Many years ago, when I worked for a company that sold licensed Kris Kross products, we had to make a decision between two competing vendors. I made the comment that it was like choosing between Daddy Mack and Mack Daddy.
Back in 2005, a purchaser faced a similar problem when choosing between two vendors - and came up with a novel way to solve the problem.
Takashi Hashiyama, president of Maspro Denkoh Corp., which owned the art work, had asked Sotheby's and Christie's to each choose a weapon — rock, paper or scissors — because he could not decide which auction house to use for the sale.
"I sometimes use such methods when I cannot make a decision," Hashiyama told The New York Times in an April 29 story. "As both companies were equally good and I just could not choose one, I asked them to please decide between themselves and suggested to use such methods as rock paper scissors."
So after making a number of concrete arguments about why one company was better than the other, the entire sales decision rested on chance.
As you can imagine, proposal professionals - who are always keen to emphasize the advantages of their company's products over competitors, and who do not want to reduce a decision to a commodity price decision - can be horrified by this. Jon Williams of The Proposal Guys commented:
And does anyone else rather hope that if their sales director was asked to settle a bid in such a ridiculous way, they’d have the pride, integrity and confidence to walk away?!
Yes, in a sense this IS a matter of integrity. If you truly believe in what your company is doing, you do not want to leave the whole thing to chance.
Or perhaps you do.
For one thing, if you are in a two-person contest and are asked to play a game of rock, paper, scissors to decide a winner, agreeing to play the game only provides you with a 50% chance of winning. But if you don't play the game, you have a 0% chance of winning.
Second, the USA Today article on the Hashiyama case made an interesting point:
Using a game of chance to make a decision is not unusual in Japan.
Now perhaps Jon Williams, who generally competes for contracts in the United Kingdom, or I, who generally competes for contracts in the United States, aren't used to such decision tactics.

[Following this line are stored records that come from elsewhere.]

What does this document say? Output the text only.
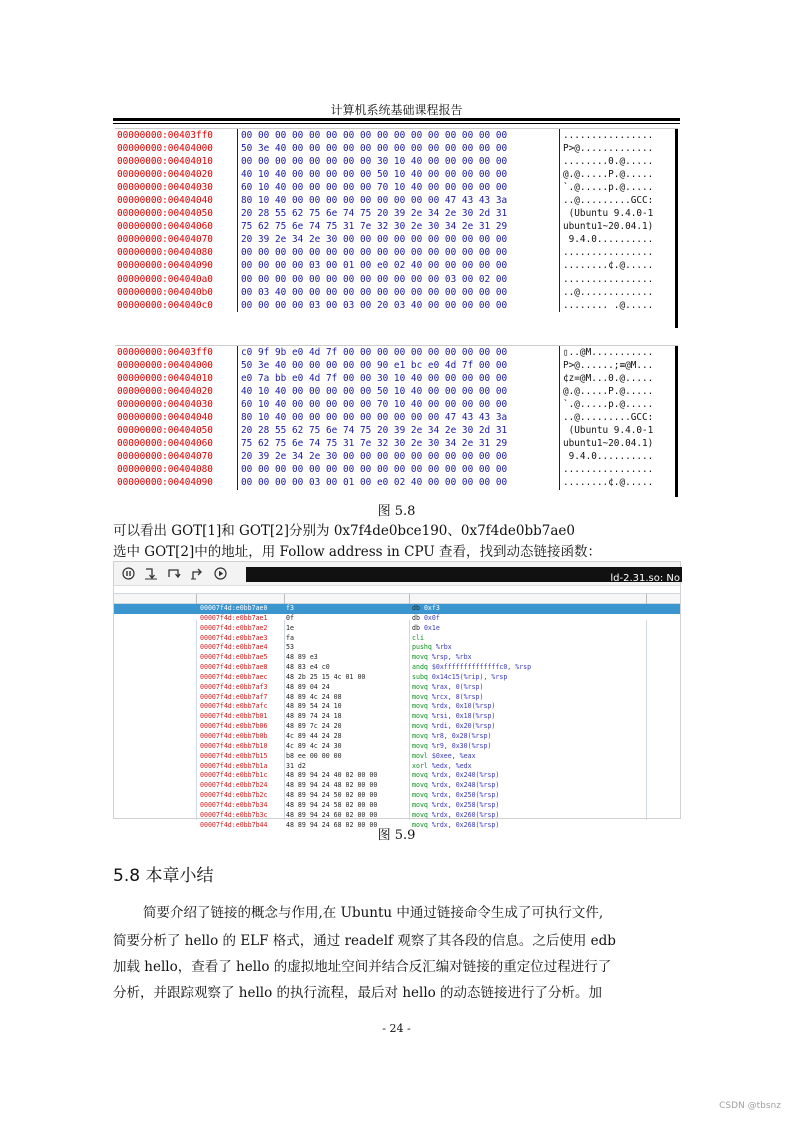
计算机系统基础课程报告
00000000:00403ff0	00 00 00 00 00 00 00 00 00 00 00 00 00 00 00 00	................
00000000:00404000	50 3e 40 00 00 00 00 00 00 00 00 00 00 00 00 00	P>@.............
00000000:00404010	00 00 00 00 00 00 00 00 30 10 40 00 00 00 00 00	........0.@.....
00000000:00404020	40 10 40 00 00 00 00 00 50 10 40 00 00 00 00 00	@.@.....P.@.....
00000000:00404030	60 10 40 00 00 00 00 00 70 10 40 00 00 00 00 00	`.@.....p.@.....
00000000:00404040	80 10 40 00 00 00 00 00 00 00 00 00 47 43 43 3a	..@.........GCC:
00000000:00404050	20 28 55 62 75 6e 74 75 20 39 2e 34 2e 30 2d 31	(Ubuntu 9.4.0-1
00000000:00404060	75 62 75 6e 74 75 31 7e 32 30 2e 30 34 2e 31 29	ubuntu1~20.04.1)
00000000:00404070	20 39 2e 34 2e 30 00 00 00 00 00 00 00 00 00 00	9.4.0..........
00000000:00404080	00 00 00 00 00 00 00 00 00 00 00 00 00 00 00 00	................
00000000:00404090	00 00 00 00 03 00 01 00 e0 02 40 00 00 00 00 00	........¢.@.....
00000000:004040a0	00 00 00 00 00 00 00 00 00 00 00 00 03 00 02 00	................
00000000:004040b0	00 03 40 00 00 00 00 00 00 00 00 00 00 00 00 00	..@.............
00000000:004040c0	00 00 00 00 03 00 03 00 20 03 40 00 00 00 00 00	........ .@.....
00000000:00403ff0	c0 9f 9b e0 4d 7f 00 00 00 00 00 00 00 00 00 00	▯..@M...........
00000000:00404000	50 3e 40 00 00 00 00 00 90 e1 bc e0 4d 7f 00 00	P>@......;≡@M...
00000000:00404010	e0 7a bb e0 4d 7f 00 00 30 10 40 00 00 00 00 00	¢z=@M...0.@.....
00000000:00404020	40 10 40 00 00 00 00 00 50 10 40 00 00 00 00 00	@.@.....P.@.....
00000000:00404030	60 10 40 00 00 00 00 00 70 10 40 00 00 00 00 00	`.@.....p.@.....
00000000:00404040	80 10 40 00 00 00 00 00 00 00 00 00 47 43 43 3a	..@.........GCC:
00000000:00404050	20 28 55 62 75 6e 74 75 20 39 2e 34 2e 30 2d 31	(Ubuntu 9.4.0-1
00000000:00404060	75 62 75 6e 74 75 31 7e 32 30 2e 30 34 2e 31 29	ubuntu1~20.04.1)
00000000:00404070	20 39 2e 34 2e 30 00 00 00 00 00 00 00 00 00 00	9.4.0..........
00000000:00404080	00 00 00 00 00 00 00 00 00 00 00 00 00 00 00 00	................
00000000:00404090	00 00 00 00 03 00 01 00 e0 02 40 00 00 00 00 00	........¢.@.....
图 5.8
可以看出 GOT[1]和 GOT[2]分别为 0x7f4de0bce190、0x7f4de0bb7ae0
选中 GOT[2]中的地址，用 Follow address in CPU 查看，找到动态链接函数：
ld-2.31.so: No
00007f4d:e0bb7ae0	f3	db 0xf3
00007f4d:e0bb7ae1	0f	db 0x0f
00007f4d:e0bb7ae2	1e	db 0x1e
00007f4d:e0bb7ae3	fa	cli
00007f4d:e0bb7ae4	53	pushq %rbx
00007f4d:e0bb7ae5	48 89 e3	movq %rsp, %rbx
00007f4d:e0bb7ae8	48 83 e4 c0	andq $0xffffffffffffffc0, %rsp
00007f4d:e0bb7aec	48 2b 25 15 4c 01 00	subq 0x14c15(%rip), %rsp
00007f4d:e0bb7af3	48 89 04 24	movq %rax, 0(%rsp)
00007f4d:e0bb7af7	48 89 4c 24 08	movq %rcx, 8(%rsp)
00007f4d:e0bb7afc	48 89 54 24 10	movq %rdx, 0x10(%rsp)
00007f4d:e0bb7b01	48 89 74 24 18	movq %rsi, 0x18(%rsp)
00007f4d:e0bb7b06	48 89 7c 24 20	movq %rdi, 0x20(%rsp)
00007f4d:e0bb7b0b	4c 89 44 24 28	movq %r8, 0x28(%rsp)
00007f4d:e0bb7b10	4c 89 4c 24 30	movq %r9, 0x30(%rsp)
00007f4d:e0bb7b15	b8 ee 00 00 00	movl $0xee, %eax
00007f4d:e0bb7b1a	31 d2	xorl %edx, %edx
00007f4d:e0bb7b1c	48 89 94 24 40 02 00 00	movq %rdx, 0x240(%rsp)
00007f4d:e0bb7b24	48 89 94 24 48 02 00 00	movq %rdx, 0x248(%rsp)
00007f4d:e0bb7b2c	48 89 94 24 50 02 00 00	movq %rdx, 0x250(%rsp)
00007f4d:e0bb7b34	48 89 94 24 58 02 00 00	movq %rdx, 0x258(%rsp)
00007f4d:e0bb7b3c	48 89 94 24 60 02 00 00	movq %rdx, 0x260(%rsp)
00007f4d:e0bb7b44	48 89 94 24 68 02 00 00	movq %rdx, 0x268(%rsp)
图 5.9
5.8 本章小结
简要介绍了链接的概念与作用,在 Ubuntu 中通过链接命令生成了可执行文件,
简要分析了 hello 的 ELF 格式，通过 readelf 观察了其各段的信息。之后使用 edb
加载 hello，查看了 hello 的虚拟地址空间并结合反汇编对链接的重定位过程进行了
分析，并跟踪观察了 hello 的执行流程，最后对 hello 的动态链接进行了分析。加
- 24 -
CSDN @tbsnz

And, in addition, we are used to making relatively quick decisions. In Japan, people generally do not have all of the information, or authority, to make a decision quickly.
The decision-making process of Japanese firms has its roots in Japan’s feudal period, when a large proportion of the Japanese population lived in rice farming villages. Due to its economies of scale, rice farming is not something that it makes sense to do on ones own. It’s much easier to band together, so whole communities would pool their labor and work all their fields together as a group. Decisions were made collectively as well, with the elders of the village playing an important role.
When you look at it from that perspective, Takashi Hasiyama's trusting to chance makes sense. After all, from his perspective, he did not have all of the information necessary to make the decision. So why not leave it to a rock, paper, scissors game?
Oh, and for those who must know - Christie's chose scissors. Sotheby's chose paper. Scissors cut paper.